Molinski, S.V., Ahmadi, S., Hung, M. and Bear, C.E., 2015. Facilitating structure-function studies of CFTR modulator sites with efficiencies in mutagenesis and functional screening. Journal of biomolecular screening, 20(10), pp.1204-1217.

Packer, M.S. and Liu, D.R., 2015. Methods for the directed evolution of proteins. Nature Reviews Genetics, 16(7), p.379.

Vander Horn, P.B. and Wang, Y., Bio-Rad Laboratories Inc, 2017. Compositions with polymerase activity. U.S. Patent 9,688,969.

Weyman, P.D., Beeri, K., Lefebvre, S.C., Rivera, J., McCarthy, J.K., Heuberger, A.L., Peers, G., Allen, A.E. and Dupont, C.L., 2015. Inactivation of Phaeodactylum tricornutum urease gene using transcription activator?like effector nuclease?based targeted mutagenesis. Plant biotechnology journal, 13(4), pp.460-470.

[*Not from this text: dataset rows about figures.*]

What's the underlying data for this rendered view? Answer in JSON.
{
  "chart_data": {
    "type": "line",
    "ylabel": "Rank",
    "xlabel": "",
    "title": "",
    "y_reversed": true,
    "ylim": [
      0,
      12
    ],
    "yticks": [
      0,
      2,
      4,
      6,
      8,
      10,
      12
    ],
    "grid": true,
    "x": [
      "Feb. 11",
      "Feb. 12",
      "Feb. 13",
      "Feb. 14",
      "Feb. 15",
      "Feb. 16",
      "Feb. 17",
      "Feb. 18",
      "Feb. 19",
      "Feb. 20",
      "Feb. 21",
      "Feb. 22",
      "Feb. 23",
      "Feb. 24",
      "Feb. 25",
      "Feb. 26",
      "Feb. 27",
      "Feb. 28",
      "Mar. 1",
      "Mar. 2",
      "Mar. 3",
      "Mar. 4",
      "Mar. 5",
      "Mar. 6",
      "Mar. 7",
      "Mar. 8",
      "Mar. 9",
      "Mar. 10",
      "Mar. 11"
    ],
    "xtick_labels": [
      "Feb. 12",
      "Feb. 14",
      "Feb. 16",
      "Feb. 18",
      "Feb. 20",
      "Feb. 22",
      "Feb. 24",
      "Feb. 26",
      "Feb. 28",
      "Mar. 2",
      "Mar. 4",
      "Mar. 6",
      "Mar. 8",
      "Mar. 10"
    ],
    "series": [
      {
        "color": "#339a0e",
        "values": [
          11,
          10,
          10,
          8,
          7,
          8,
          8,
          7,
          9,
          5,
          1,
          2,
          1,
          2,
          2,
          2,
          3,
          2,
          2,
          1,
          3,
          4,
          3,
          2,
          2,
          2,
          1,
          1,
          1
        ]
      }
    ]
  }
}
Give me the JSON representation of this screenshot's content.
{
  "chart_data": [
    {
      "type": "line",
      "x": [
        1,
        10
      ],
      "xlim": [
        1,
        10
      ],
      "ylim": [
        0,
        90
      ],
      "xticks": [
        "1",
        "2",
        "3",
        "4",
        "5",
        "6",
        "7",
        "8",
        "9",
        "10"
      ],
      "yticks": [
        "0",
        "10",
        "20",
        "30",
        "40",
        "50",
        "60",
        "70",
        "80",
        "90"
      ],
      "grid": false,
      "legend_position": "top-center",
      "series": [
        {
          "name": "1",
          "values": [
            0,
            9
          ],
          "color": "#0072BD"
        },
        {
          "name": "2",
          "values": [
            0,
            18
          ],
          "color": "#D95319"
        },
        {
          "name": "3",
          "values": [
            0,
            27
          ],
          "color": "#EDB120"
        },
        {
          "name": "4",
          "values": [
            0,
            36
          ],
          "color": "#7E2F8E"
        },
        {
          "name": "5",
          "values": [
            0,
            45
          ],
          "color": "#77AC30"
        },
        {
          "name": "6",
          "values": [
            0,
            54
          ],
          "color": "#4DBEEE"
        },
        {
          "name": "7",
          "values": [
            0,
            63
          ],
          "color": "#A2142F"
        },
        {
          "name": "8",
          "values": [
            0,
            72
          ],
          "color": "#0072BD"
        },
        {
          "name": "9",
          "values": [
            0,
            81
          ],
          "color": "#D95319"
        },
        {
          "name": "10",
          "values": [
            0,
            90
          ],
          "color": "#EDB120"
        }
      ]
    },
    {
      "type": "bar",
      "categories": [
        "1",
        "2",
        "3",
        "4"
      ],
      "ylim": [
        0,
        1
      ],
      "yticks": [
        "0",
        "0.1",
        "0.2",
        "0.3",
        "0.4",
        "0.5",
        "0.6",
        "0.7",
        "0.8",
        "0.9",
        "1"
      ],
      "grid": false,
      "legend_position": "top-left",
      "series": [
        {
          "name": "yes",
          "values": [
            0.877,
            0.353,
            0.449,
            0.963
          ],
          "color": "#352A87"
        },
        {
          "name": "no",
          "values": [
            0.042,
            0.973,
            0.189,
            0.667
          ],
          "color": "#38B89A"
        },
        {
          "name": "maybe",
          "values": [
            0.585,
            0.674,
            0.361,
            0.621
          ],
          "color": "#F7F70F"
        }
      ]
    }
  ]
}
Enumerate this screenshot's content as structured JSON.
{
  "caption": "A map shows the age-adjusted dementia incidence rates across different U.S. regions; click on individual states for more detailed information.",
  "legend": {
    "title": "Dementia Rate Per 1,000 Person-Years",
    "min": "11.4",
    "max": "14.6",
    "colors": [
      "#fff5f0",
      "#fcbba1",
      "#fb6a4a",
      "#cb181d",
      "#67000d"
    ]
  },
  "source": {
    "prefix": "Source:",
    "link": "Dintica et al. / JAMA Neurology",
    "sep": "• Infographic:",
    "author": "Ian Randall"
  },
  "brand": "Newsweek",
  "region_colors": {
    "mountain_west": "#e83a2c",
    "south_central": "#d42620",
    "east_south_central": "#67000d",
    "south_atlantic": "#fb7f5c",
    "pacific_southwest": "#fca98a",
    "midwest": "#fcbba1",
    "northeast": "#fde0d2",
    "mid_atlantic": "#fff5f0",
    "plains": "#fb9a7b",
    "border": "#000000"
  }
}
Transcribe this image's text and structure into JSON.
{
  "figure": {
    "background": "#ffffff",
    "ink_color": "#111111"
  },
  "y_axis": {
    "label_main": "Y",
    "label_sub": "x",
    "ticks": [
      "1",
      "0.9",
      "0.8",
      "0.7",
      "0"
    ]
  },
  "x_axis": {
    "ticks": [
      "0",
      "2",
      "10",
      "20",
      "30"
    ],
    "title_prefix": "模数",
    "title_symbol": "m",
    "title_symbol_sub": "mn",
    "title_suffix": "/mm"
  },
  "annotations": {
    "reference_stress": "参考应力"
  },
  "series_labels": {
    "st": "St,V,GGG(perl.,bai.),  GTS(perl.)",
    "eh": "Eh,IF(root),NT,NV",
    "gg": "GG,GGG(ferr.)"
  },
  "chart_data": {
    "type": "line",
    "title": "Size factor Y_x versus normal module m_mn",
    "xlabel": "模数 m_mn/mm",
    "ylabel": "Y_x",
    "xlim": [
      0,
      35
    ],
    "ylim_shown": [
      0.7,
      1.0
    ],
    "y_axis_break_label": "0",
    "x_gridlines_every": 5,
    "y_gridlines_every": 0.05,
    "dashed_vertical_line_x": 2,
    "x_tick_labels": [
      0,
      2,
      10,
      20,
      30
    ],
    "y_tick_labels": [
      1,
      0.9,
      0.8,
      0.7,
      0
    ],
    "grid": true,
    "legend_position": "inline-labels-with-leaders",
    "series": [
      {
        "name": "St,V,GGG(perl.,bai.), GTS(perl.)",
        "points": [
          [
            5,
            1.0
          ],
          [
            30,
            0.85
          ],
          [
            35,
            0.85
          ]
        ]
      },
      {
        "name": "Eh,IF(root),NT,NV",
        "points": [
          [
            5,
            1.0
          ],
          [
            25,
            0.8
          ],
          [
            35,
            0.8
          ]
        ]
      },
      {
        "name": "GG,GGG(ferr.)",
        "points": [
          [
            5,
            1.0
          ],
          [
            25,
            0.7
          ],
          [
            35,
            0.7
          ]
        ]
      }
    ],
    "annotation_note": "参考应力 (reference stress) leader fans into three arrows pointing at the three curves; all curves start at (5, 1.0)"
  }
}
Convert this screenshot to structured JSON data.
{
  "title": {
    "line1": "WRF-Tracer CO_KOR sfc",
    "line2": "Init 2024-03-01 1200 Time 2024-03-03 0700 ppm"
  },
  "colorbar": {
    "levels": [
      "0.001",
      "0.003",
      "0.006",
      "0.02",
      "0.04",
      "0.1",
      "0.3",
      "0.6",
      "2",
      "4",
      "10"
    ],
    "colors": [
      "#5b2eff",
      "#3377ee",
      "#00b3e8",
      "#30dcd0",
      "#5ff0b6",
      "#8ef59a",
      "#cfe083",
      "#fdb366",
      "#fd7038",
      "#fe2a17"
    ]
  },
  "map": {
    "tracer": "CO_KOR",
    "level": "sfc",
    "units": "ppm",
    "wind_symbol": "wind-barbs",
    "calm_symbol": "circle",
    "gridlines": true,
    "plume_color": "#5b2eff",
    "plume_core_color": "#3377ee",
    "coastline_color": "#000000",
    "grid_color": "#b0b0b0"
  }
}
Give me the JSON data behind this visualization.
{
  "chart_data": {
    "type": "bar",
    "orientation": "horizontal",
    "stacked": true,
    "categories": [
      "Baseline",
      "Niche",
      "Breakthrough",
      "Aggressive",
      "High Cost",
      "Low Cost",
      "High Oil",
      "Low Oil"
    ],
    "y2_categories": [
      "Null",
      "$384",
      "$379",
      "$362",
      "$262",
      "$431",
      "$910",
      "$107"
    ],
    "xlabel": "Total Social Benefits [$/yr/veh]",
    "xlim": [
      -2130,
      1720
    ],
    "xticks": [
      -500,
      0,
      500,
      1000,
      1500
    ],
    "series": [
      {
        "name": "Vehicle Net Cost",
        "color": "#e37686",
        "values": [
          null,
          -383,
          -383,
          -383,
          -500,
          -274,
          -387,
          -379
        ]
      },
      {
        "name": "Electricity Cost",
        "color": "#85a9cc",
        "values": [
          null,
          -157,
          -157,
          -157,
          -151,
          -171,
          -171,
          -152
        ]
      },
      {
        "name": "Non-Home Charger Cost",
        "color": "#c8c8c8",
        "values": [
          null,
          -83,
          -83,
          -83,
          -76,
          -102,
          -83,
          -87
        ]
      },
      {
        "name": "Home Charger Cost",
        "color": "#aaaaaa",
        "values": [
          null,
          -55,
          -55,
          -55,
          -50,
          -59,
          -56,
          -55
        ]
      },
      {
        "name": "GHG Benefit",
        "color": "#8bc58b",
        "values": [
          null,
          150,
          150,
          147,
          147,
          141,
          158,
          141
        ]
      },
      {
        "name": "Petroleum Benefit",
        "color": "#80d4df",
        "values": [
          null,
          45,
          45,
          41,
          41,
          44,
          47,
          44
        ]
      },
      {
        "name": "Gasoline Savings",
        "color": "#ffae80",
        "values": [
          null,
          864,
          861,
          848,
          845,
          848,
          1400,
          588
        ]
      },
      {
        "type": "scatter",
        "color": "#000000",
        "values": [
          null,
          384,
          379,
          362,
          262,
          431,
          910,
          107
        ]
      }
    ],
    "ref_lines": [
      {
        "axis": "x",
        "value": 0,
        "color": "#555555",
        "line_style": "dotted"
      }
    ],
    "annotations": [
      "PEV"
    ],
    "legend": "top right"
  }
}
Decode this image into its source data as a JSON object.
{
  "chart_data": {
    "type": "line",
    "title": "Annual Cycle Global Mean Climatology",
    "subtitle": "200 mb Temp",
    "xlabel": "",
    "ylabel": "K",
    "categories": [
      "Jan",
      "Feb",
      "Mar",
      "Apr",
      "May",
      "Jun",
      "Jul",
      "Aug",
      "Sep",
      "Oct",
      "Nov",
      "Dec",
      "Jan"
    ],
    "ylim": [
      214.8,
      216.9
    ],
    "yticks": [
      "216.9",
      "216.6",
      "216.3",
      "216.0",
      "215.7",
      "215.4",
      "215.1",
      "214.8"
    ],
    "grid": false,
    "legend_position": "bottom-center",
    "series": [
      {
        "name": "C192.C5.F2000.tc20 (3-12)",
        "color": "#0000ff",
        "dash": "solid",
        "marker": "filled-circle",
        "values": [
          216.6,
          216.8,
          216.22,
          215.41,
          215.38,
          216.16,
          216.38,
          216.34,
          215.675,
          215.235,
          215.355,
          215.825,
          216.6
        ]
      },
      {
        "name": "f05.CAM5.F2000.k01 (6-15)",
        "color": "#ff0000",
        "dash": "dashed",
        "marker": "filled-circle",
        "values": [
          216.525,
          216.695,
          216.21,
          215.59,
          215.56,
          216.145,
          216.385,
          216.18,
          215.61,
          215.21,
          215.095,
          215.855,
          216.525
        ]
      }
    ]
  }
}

Yamada, K., Aiba, K., Kitaura, Y., Kondo, Y., Nomura, N., Nakamura, Y., Fukushi, D., Murayama, K., Shimomura, Y., Pitt, J. and Yamaguchi, S., 2015. Clinical, biochemical and metabolic characterisation of a mild form of human short-chain enoyl-CoA hydratase deficiency: significance of increased N-acetyl-S-(2-carboxypropyl) cysteine excretion. Journal of medical genetics, 52(10), pp.691-698.

Zhang, L., Yang, Z., Sefah, K., Bradley, K.M., Hoshika, S., Kim, M.J., Kim, H.J., Zhu, G., Jime?nez, E., Cansiz, S. and Teng, I.T., 2015. Evolution of functional six-nucleotide DNA. Journal of the American Chemical Society, 137(21), pp.6734-6737.